La classe de monsieur Noah

Premier humoriste sud- africain à apparaître au Tonight Show de Jay Leno et au Late Show de David Letterman en 2012, Trevor Noah est encore assez peu connu chez nous — bien qu’il soit venu nous rendre visite en 2013 alors qu’il assurait la première partie du spectacle de Dave Chapelle et participait au gala d’Eddie Izzard.
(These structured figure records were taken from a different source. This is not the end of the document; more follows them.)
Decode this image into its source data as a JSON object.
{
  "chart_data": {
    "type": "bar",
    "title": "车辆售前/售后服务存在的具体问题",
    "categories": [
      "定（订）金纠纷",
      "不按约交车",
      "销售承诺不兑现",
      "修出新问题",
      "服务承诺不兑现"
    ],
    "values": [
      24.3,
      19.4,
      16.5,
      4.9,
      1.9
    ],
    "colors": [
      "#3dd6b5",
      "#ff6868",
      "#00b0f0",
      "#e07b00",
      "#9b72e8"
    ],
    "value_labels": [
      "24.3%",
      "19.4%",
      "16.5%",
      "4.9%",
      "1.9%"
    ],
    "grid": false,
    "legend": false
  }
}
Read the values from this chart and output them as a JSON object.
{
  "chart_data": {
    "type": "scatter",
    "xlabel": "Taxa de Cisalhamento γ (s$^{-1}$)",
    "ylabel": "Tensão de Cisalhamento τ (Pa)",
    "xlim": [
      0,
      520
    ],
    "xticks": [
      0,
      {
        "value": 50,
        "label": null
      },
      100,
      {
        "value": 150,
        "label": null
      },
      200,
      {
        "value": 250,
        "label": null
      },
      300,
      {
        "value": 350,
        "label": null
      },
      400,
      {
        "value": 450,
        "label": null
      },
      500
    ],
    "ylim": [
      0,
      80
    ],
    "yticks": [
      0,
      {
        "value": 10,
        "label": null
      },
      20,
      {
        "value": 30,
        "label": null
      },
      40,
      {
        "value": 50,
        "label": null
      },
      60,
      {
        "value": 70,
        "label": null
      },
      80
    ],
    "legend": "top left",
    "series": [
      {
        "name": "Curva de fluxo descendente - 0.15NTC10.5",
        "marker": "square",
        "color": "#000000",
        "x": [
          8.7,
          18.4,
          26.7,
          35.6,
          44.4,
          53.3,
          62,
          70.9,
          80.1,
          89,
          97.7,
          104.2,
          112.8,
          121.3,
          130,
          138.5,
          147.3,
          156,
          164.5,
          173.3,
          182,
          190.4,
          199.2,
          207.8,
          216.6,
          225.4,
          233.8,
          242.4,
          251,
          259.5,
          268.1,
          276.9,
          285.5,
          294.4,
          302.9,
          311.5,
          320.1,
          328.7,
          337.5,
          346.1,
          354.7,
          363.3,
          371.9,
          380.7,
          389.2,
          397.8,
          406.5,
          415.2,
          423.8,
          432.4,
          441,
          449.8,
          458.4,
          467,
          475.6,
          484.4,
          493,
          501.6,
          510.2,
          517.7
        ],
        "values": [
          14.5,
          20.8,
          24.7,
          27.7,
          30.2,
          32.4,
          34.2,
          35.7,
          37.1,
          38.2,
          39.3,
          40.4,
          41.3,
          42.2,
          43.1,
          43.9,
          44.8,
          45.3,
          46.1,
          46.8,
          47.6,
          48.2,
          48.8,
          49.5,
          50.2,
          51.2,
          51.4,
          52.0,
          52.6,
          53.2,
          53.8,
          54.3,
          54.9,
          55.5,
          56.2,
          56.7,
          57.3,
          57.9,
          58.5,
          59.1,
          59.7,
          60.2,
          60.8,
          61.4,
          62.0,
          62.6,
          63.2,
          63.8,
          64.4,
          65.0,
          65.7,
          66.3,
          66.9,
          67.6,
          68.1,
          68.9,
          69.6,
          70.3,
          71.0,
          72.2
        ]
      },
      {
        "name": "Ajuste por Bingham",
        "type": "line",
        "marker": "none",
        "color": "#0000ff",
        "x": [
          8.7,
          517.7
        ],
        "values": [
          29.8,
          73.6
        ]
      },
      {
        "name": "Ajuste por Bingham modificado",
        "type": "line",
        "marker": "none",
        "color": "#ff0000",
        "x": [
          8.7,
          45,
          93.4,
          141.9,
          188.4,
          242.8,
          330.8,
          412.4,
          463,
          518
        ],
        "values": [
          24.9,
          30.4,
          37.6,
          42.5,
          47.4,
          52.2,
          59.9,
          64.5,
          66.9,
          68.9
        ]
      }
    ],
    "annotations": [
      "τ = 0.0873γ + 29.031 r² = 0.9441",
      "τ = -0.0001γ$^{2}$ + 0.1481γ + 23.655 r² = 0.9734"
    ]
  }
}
Si l’on se fie à l’accueil qui lui a été réservé au gala Just For Laughs qu’il animait jeudi soir à la salle Wilfrid-Pelletier, il y a fort à parier que le public américain s’entichera très tôt de ce beau gosse au sourire ravageur, alors qu’il remplacera, dès septembre, Jon Stewart à la barre du Daily Show — pour lequel il agit à titre de correspondant depuis la saison dernière.
D’un charisme indéniable, d’une forte présence sur scène, l’élégant stand-up a littéralement dragué le public en vantant le charme sexy de son accent. Un peu convenu, vous me direz, mais la salle est aussitôt tombée sous le charme. S’ensuivit une amusante réflexion à propos des usagers du métro qui font tout pour fuir le regard d’autrui. Né d’un père suisse et d’une mère sud-africaine, ayant grandi sous le régime de l’apartheid, Trevor Noah a pour sujet de prédilection l’identité.
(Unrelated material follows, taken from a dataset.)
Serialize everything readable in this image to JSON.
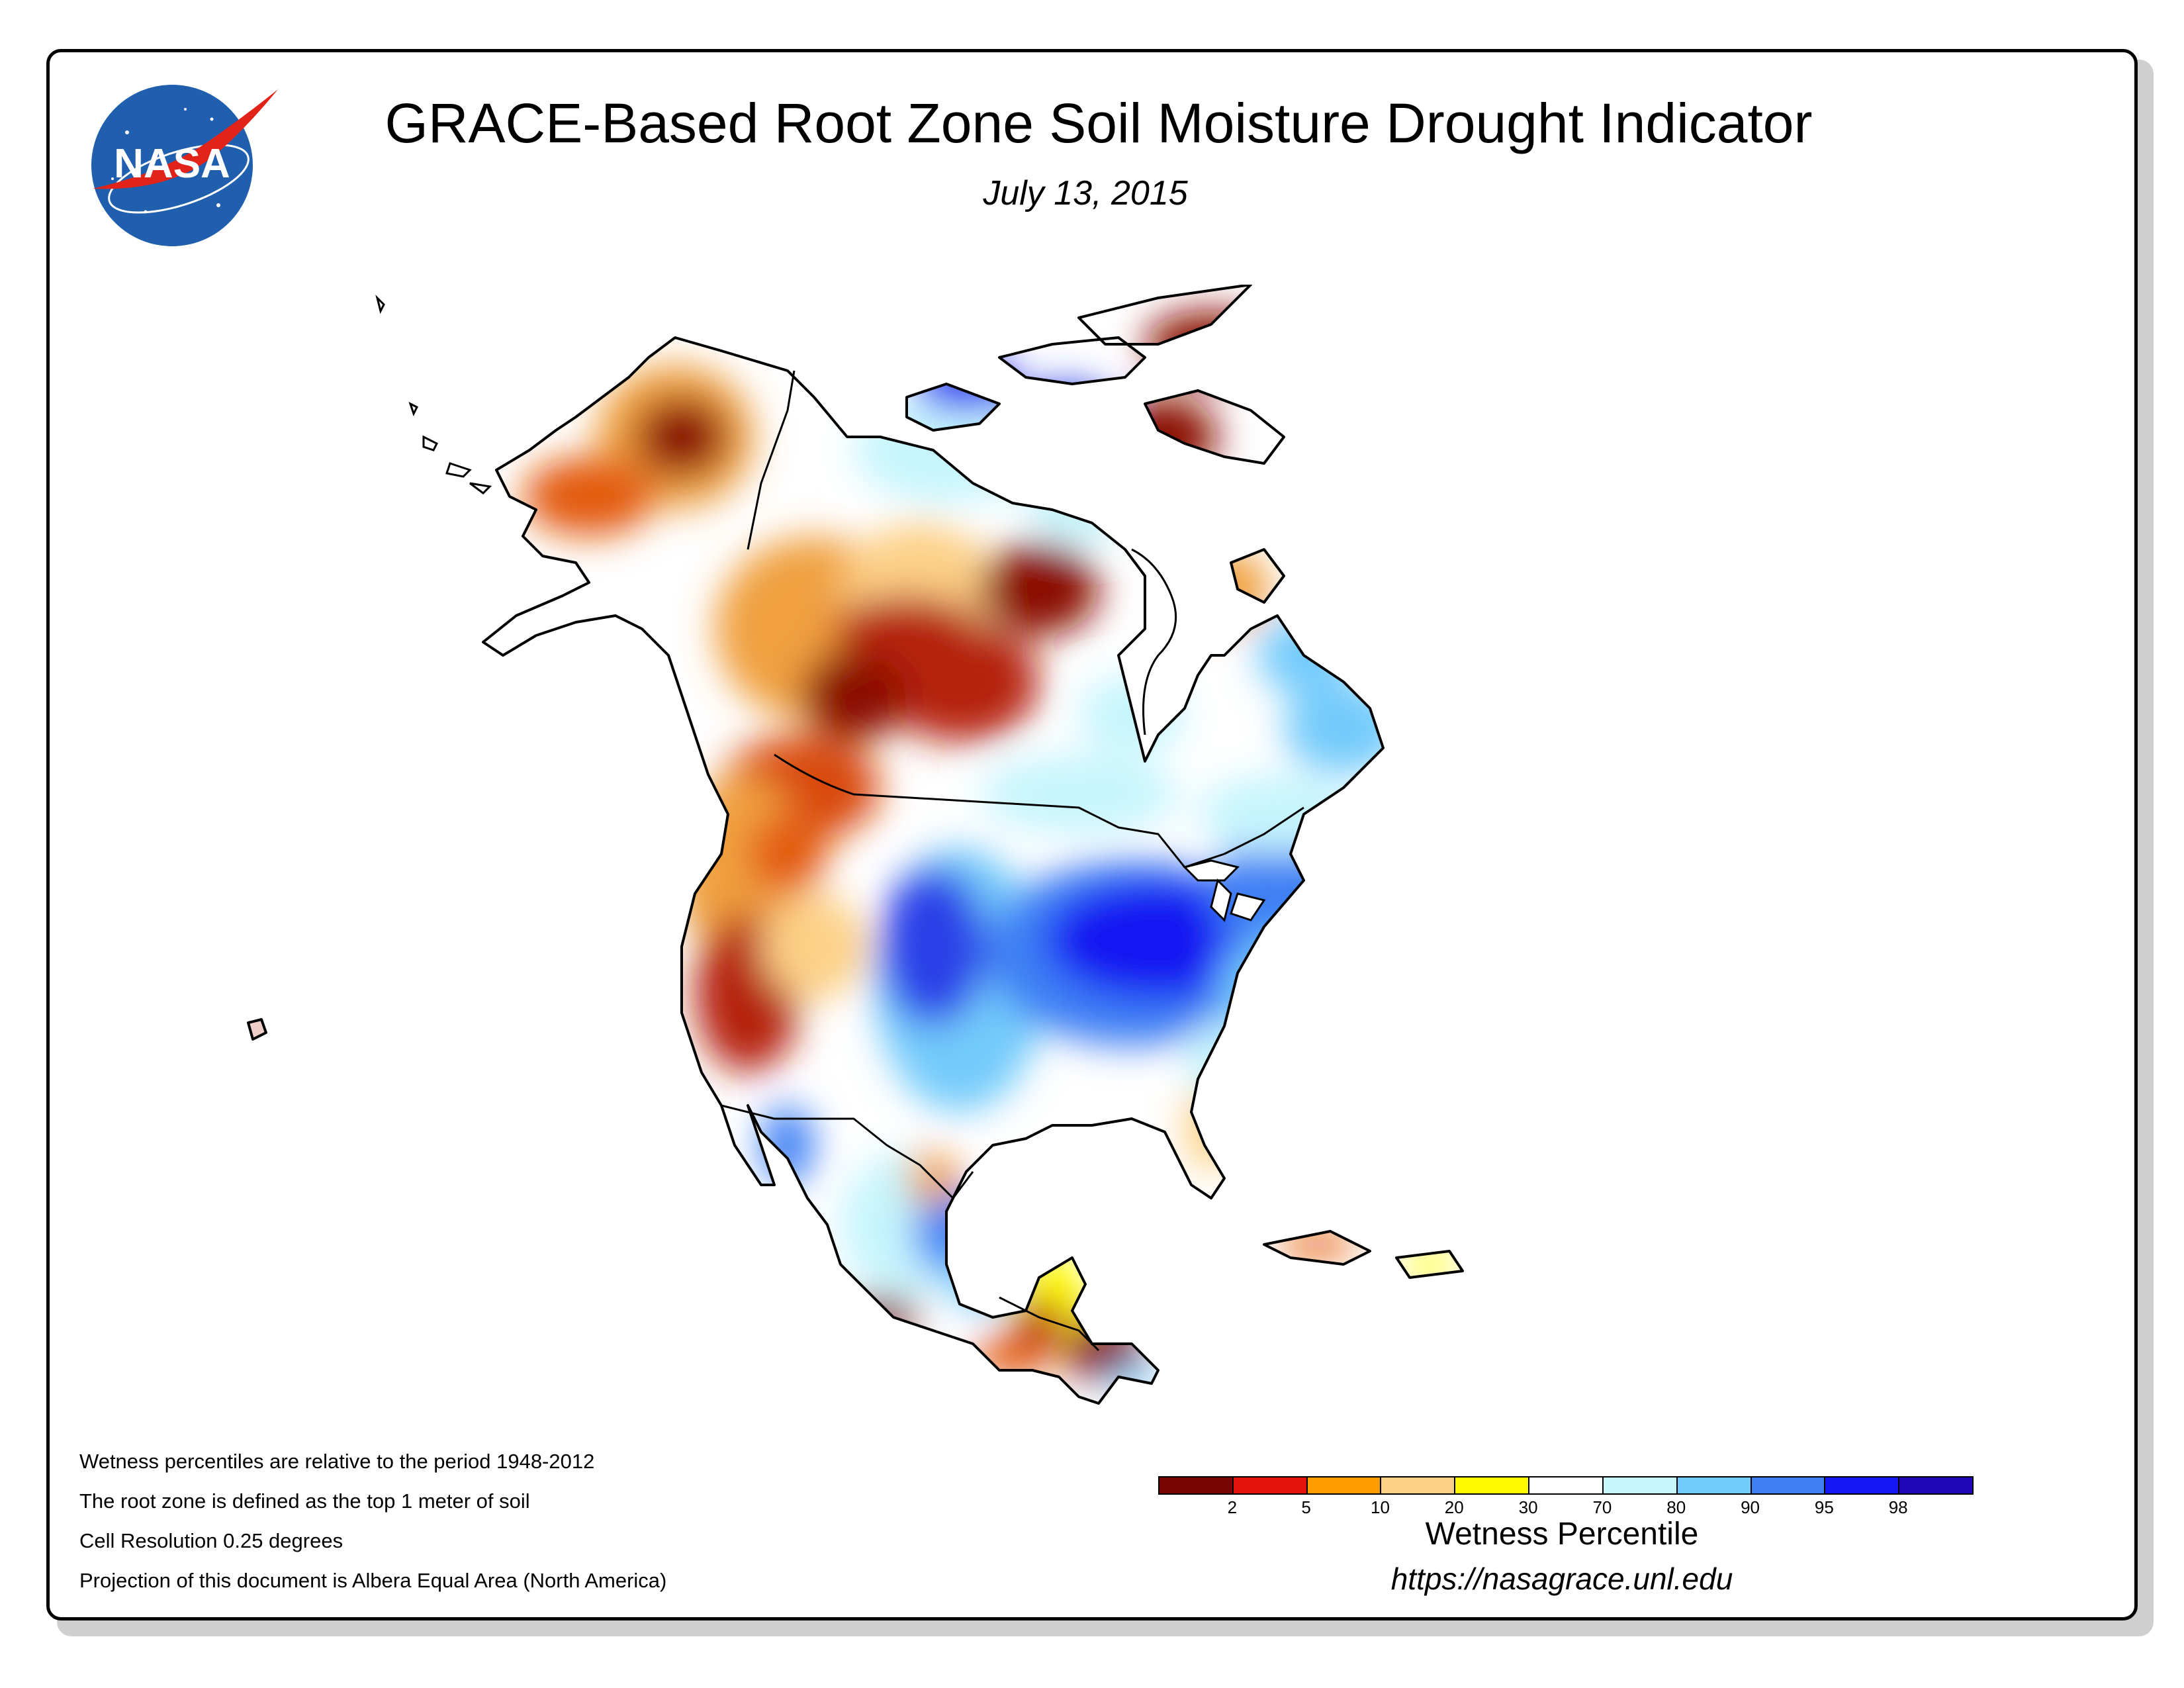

C’est ainsi qu’il s’est lancé dans un numéro où il s’est de nouveau moqué de l’accent français, dont l’origine serait liée à l’hygiène douteuse des Français selon lui. Ouille ! On en est encore là ? Puis, il a expliqué que l’accent russe, et non la langue, le terrifiait, conseillant même aux femmes d’adopter cet accent afin de faire fuir les dragueurs indésirables. Oh là ! C’est ce que nous réserve le dauphin de Stewart l’automne prochain ? Si le sujet est, hélas ! facile, l’exécution est, heureusement, habile.
De solides invités
Premier invité de la soirée — chacun étant présenté par Noah comme son humoriste préféré, l’Américain Neal Brennan, qui collabore souvent avec Dave Chapelle, s’est permis de critiquer la manie des femmes de sauter trop vite aux conclusions. Selon son dire, si une enquête de CSI était menée par une équipe féminine, l’épisode ne durerait que cinq minutes. Cultivant habilement le malaise, l’humoriste de Brooklyn Artie Lange, ex-collaborateur au Howard Stern Show, a livré quelques tranches de vie. Grâce à son dealer mexicain, il aurait appris trois phrases en espagnol, lesquelles lui auraient coûté quelques millions de dollars et sa carrière.
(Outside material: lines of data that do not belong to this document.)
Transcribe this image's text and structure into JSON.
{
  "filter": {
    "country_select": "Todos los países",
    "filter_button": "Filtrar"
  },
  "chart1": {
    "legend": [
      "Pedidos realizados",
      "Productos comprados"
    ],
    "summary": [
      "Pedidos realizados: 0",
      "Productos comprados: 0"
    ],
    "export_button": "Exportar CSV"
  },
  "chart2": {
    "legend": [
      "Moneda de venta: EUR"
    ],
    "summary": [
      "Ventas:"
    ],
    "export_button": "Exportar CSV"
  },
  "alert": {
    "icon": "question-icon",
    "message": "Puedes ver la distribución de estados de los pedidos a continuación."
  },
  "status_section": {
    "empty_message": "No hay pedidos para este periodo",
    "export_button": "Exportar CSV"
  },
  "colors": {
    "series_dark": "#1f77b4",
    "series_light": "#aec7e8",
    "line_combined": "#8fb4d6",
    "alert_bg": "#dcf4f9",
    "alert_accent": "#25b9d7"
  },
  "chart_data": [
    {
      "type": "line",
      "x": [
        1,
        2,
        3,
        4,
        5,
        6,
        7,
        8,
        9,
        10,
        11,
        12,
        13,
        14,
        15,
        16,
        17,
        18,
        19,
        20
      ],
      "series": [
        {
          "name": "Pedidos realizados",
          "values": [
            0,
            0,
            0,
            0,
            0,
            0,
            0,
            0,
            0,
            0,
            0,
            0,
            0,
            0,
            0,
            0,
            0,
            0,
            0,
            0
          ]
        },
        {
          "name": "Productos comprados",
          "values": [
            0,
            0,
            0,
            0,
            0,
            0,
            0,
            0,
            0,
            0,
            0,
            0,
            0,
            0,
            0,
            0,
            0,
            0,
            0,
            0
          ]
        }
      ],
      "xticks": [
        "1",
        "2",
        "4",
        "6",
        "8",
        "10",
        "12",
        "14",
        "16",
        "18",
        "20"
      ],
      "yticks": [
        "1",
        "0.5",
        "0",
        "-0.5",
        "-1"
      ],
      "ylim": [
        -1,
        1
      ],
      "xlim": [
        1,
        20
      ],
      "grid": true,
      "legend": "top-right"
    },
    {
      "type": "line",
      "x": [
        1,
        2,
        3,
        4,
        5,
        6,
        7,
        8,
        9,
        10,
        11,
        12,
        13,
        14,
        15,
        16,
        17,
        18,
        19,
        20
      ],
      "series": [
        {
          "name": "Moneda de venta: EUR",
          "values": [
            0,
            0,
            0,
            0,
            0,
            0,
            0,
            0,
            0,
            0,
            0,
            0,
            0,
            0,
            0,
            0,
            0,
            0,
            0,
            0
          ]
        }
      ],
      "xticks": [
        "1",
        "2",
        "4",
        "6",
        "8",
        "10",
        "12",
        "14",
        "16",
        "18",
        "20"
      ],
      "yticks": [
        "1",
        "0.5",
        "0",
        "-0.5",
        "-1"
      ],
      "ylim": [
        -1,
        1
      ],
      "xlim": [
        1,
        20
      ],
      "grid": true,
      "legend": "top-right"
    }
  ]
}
Visiblement nerveux, le Canadien Mark Forward a dénoncé l’insignifiance des statuts Facebook. Sans doute que plusieurs ont ri jaune dans la salle. Canadienne née de parents irlandais, la Britannique d’adoption Katherine Ryan a fait rigoler la salle avec ses confidences de mère indigne, se moquant allègrement de l’accent anglais de sa fille de six ans. Pour sa part, l’hilarante humoriste afro-américaine Marina Franklin a raconté ses déboires amoureux avec son ex-petit ami blanc, étrangement obsédé par sa chevelure crépue.
Ayant réussi à faire expulser un spectateur qui s’entêtait à filmer le spectacle avec son téléphone malgré l’interdiction, le corrosif stand-up américain Jeff Ross a fait monter sur scène six spectateurs afin de prouver que les Canadiens avaient le sens de l’humour en improvisant pour chacun d’eux un bien-cuit. Collaborateur au Daily Show, Hasan Minhaj a fait quelque peu pâle figure ensuite, mais s’est vite rattrapé avec une réflexion ironique sur l’immigration.
À la mi-temps, Trevor Noah a servi un second numéro beaucoup plus mordant que son monologue sur les accents. Reconstituant ce qui se serait passé la nuit où Oscar Pistorius a assassiné sa femme, il a détruit chaque argument de l’athlète sud-africain en simulant une chicane de ménage des plus cocasses. Si c’est ce niveau d’humour irrévérencieux qu’il réserve aux spectateurs de Comedy Central, on peut penser que la relève de Stewart est bel et bien assurée.